Жосслен пожал плечами. Вернулся к тазу с водой – слуга несколько мгновений назад принес в комнату горячей воды, повесил на спинку стула полотенце. И Жосслен, возвратившись к прежнему занятию, какое-то время не обращал внимания на гостя.
Когда он выпрямился, Алессандро стоял рядом. Не отрываясь, смотрел на него. Обнаружив удивленный его взгляд, улыбнулся смущенно.
- Я любовался тобой.
- Несколько странное для мужчины занятие, – резко заметил Жосслен. – Впрочем, в этом случае я не удивляюсь, что моя реакция на твою мачеху вызвала столько веселья. Должно быть, тебе это в самом деле показалось неестественным.
Алессандро усмехнулся.
- Нет, не показалось. И, можешь быть уверен, ты не оригинален. Но я пришел не для того, чтобы обсуждать Анну.
- Для чего же?
- Я хотел извиниться. И спросить… Ты согласишься позировать мне? День-два – не больше. Скажи «да». Я еле вытерпел, пока длилось это бесконечное застолье. Еще там, когда ты только вошел в дом, я понял, что ты – именно тот, кто мне нужен. Именно такой – ломкий, с этими чертами лица и этими руками.
Он посмотрел на обнаженные по локоть руки Жосслена. Скользнул взглядом по тонким его запястьям, по длинным нервным пальцам.
- Я долго искал. Но все эти натурщики… Они – грубые, мясистые. В них нет того, что нужно мне.

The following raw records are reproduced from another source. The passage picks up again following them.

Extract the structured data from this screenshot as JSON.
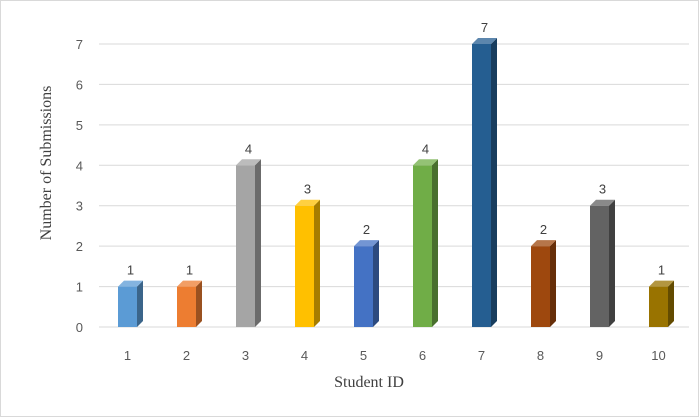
{
  "chart_data": {
    "type": "bar",
    "title": "",
    "xlabel": "Student ID",
    "ylabel": "Number of Submissions",
    "categories": [
      "1",
      "2",
      "3",
      "4",
      "5",
      "6",
      "7",
      "8",
      "9",
      "10"
    ],
    "values": [
      1,
      1,
      4,
      3,
      2,
      4,
      7,
      2,
      3,
      1
    ],
    "ylim": [
      0,
      7
    ],
    "yticks": [
      "0",
      "1",
      "2",
      "3",
      "4",
      "5",
      "6",
      "7"
    ],
    "grid": true,
    "legend": "none",
    "data_labels": true,
    "style": "3d-column",
    "colors": [
      "#5b9bd5",
      "#ed7d31",
      "#a5a5a5",
      "#ffc000",
      "#4472c4",
      "#70ad47",
      "#255e91",
      "#9e480e",
      "#636363",
      "#997300"
    ]
  }
}
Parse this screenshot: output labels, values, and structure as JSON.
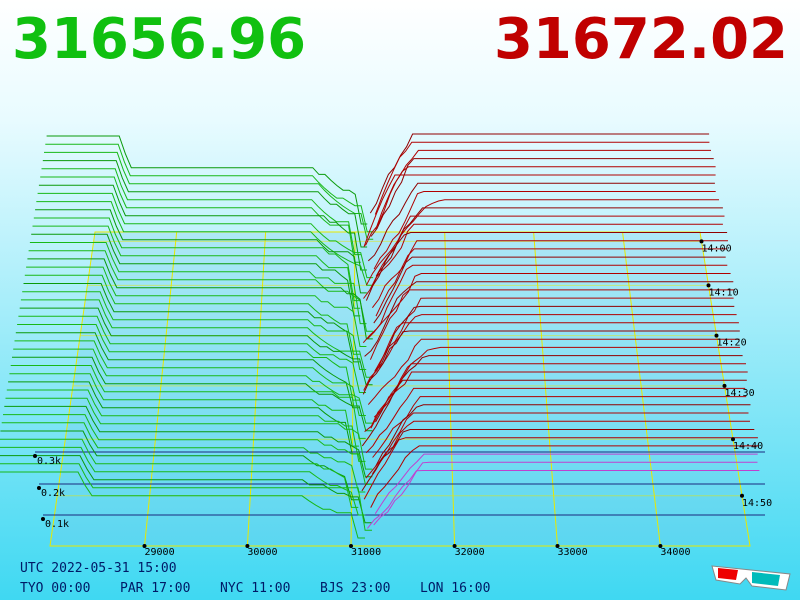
{
  "header": {
    "bid_price": "31656.96",
    "ask_price": "31672.02"
  },
  "axis": {
    "price_labels": [
      "29000",
      "30000",
      "31000",
      "32000",
      "33000",
      "34000"
    ],
    "depth_labels": [
      "0.3k",
      "0.2k",
      "0.1k"
    ],
    "time_labels": [
      "14:00",
      "14:10",
      "14:20",
      "14:30",
      "14:40",
      "14:50"
    ]
  },
  "footer": {
    "utc": "UTC 2022-05-31 15:00",
    "zones": [
      "TYO 00:00",
      "PAR 17:00",
      "NYC 11:00",
      "BJS 23:00",
      "LON 16:00"
    ]
  }
}
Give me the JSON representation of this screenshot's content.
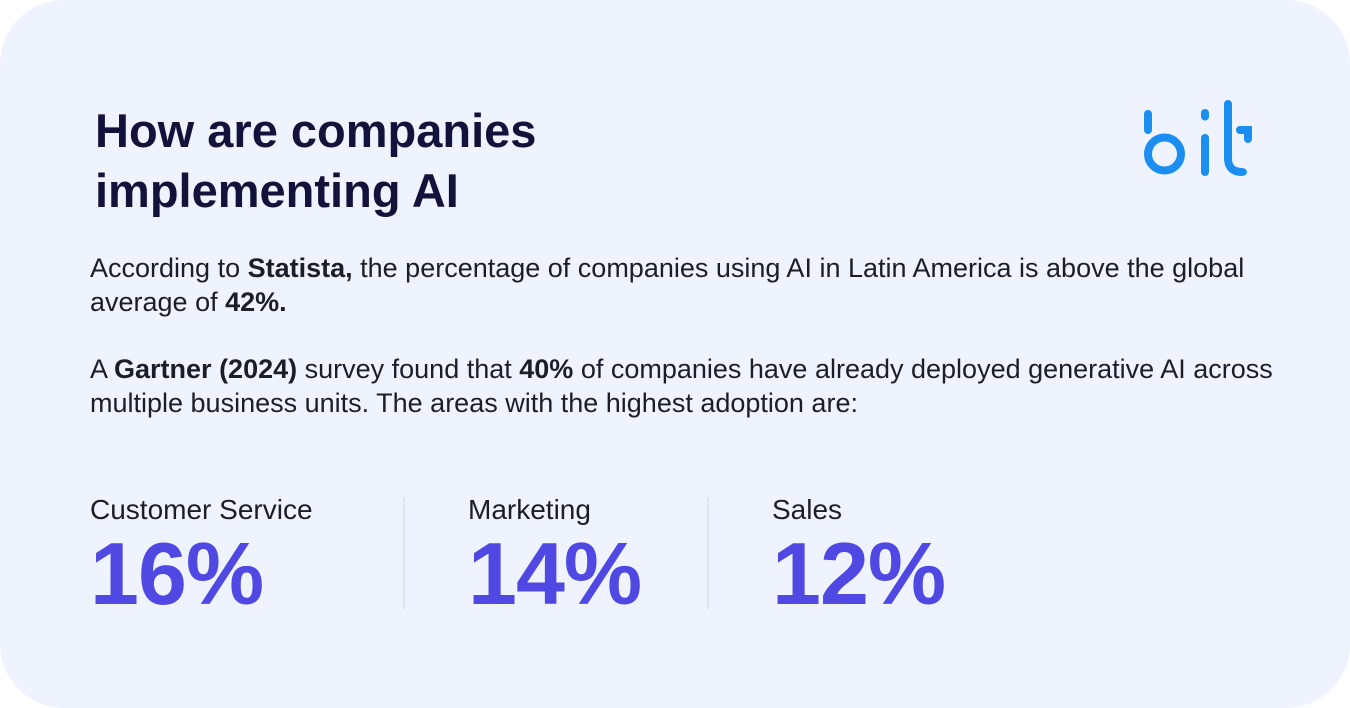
{
  "header": {
    "title_line1": "How are companies",
    "title_line2": "implementing AI",
    "logo_alt": "bit"
  },
  "colors": {
    "background": "#eff3fd",
    "accent": "#4f48e2",
    "logo_blue": "#1b8ff0",
    "text": "#1c1c2a"
  },
  "intro": {
    "p1_a": "According to ",
    "p1_b": "Statista,",
    "p1_c": " the percentage of companies using AI in Latin America is above the global average of ",
    "p1_d": "42%.",
    "p2_a": "A ",
    "p2_b": "Gartner (2024)",
    "p2_c": " survey found that ",
    "p2_d": "40%",
    "p2_e": " of companies have already deployed generative AI across multiple business units. The areas with the highest adoption are:"
  },
  "stats": [
    {
      "label": "Customer Service",
      "value": "16%"
    },
    {
      "label": "Marketing",
      "value": "14%"
    },
    {
      "label": "Sales",
      "value": "12%"
    }
  ]
}
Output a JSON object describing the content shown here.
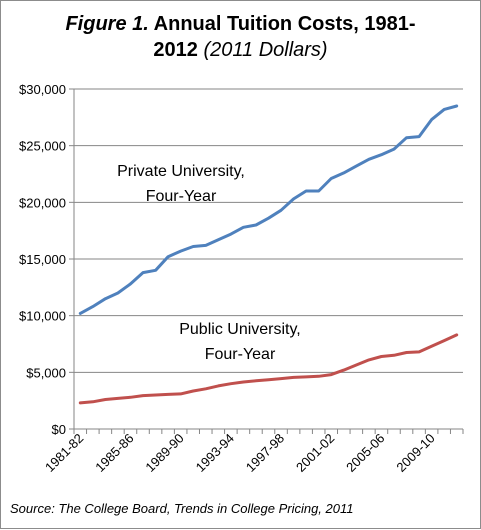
{
  "figure_label": "Figure 1.",
  "title_line1": "Annual Tuition Costs, 1981-",
  "title_line2": "2012",
  "title_units": "(2011 Dollars)",
  "source": "Source: The College Board, Trends in College Pricing, 2011",
  "chart_data": {
    "type": "line",
    "title": "Figure 1. Annual Tuition Costs, 1981-2012 (2011 Dollars)",
    "xlabel": "",
    "ylabel": "",
    "ylim": [
      0,
      30000
    ],
    "yticks": [
      "$0",
      "$5,000",
      "$10,000",
      "$15,000",
      "$20,000",
      "$25,000",
      "$30,000"
    ],
    "ytick_values": [
      0,
      5000,
      10000,
      15000,
      20000,
      25000,
      30000
    ],
    "grid": "horizontal",
    "categories": [
      "1981-82",
      "1982-83",
      "1983-84",
      "1984-85",
      "1985-86",
      "1986-87",
      "1987-88",
      "1988-89",
      "1989-90",
      "1990-91",
      "1991-92",
      "1992-93",
      "1993-94",
      "1994-95",
      "1995-96",
      "1996-97",
      "1997-98",
      "1998-99",
      "1999-00",
      "2000-01",
      "2001-02",
      "2002-03",
      "2003-04",
      "2004-05",
      "2005-06",
      "2006-07",
      "2007-08",
      "2008-09",
      "2009-10",
      "2010-11",
      "2011-12"
    ],
    "tick_labels": [
      "1981-82",
      "1985-86",
      "1989-90",
      "1993-94",
      "1997-98",
      "2001-02",
      "2005-06",
      "2009-10"
    ],
    "series": [
      {
        "name": "Private University, Four-Year",
        "label_line1": "Private University,",
        "label_line2": "Four-Year",
        "color": "#4f81bd",
        "values": [
          10200,
          10800,
          11500,
          12000,
          12800,
          13800,
          14000,
          15200,
          15700,
          16100,
          16200,
          16700,
          17200,
          17800,
          18000,
          18600,
          19300,
          20300,
          21000,
          21000,
          22100,
          22600,
          23200,
          23800,
          24200,
          24700,
          25700,
          25800,
          27300,
          28200,
          28500
        ]
      },
      {
        "name": "Public University, Four-Year",
        "label_line1": "Public University,",
        "label_line2": "Four-Year",
        "color": "#c0504d",
        "values": [
          2300,
          2400,
          2600,
          2700,
          2800,
          2950,
          3000,
          3050,
          3100,
          3350,
          3550,
          3800,
          4000,
          4150,
          4250,
          4350,
          4450,
          4550,
          4600,
          4650,
          4800,
          5200,
          5650,
          6100,
          6400,
          6500,
          6750,
          6800,
          7300,
          7800,
          8300
        ]
      }
    ]
  }
}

Жосслен продолжал смотреть на него в молчании.
- Скажи «да», –  повторил Алессандро умоляюще.
Он качнул головой.
- Нет.

Это было глупо, нелепо! Он не король, не принц крови. Он – воин. А воины не тратят время на подобные глупости. Часами выстаивать у мольберта в горделивой позе! Представить себе невозможно большего абсурда!

- Нет, – повторил. – Завтра ты передашь письмо, я получу ответ и займусь остальными своими делами.

Он сказал «нет» и заметил, как на мгновение изменился в лице Алессандро. Кивнул – понятно. Некоторое время еще раздумывал будто, задержаться или покинуть комнату гостя. Наконец, пожелав Жосслену доброй ночи, вышел.


*

Жосслен рассчитывал за сутки-другие управиться со всеми прочими возложенными на него заданиями и двинуться в обратный путь. Следующий день, однако, внес в его планы свои коррективы.
С самого утра Алессандро отправился с письмом на встречу с адресатом и вернулся ни с чем.
- Он не явился, – сказал. – Завтра я попробую еще раз.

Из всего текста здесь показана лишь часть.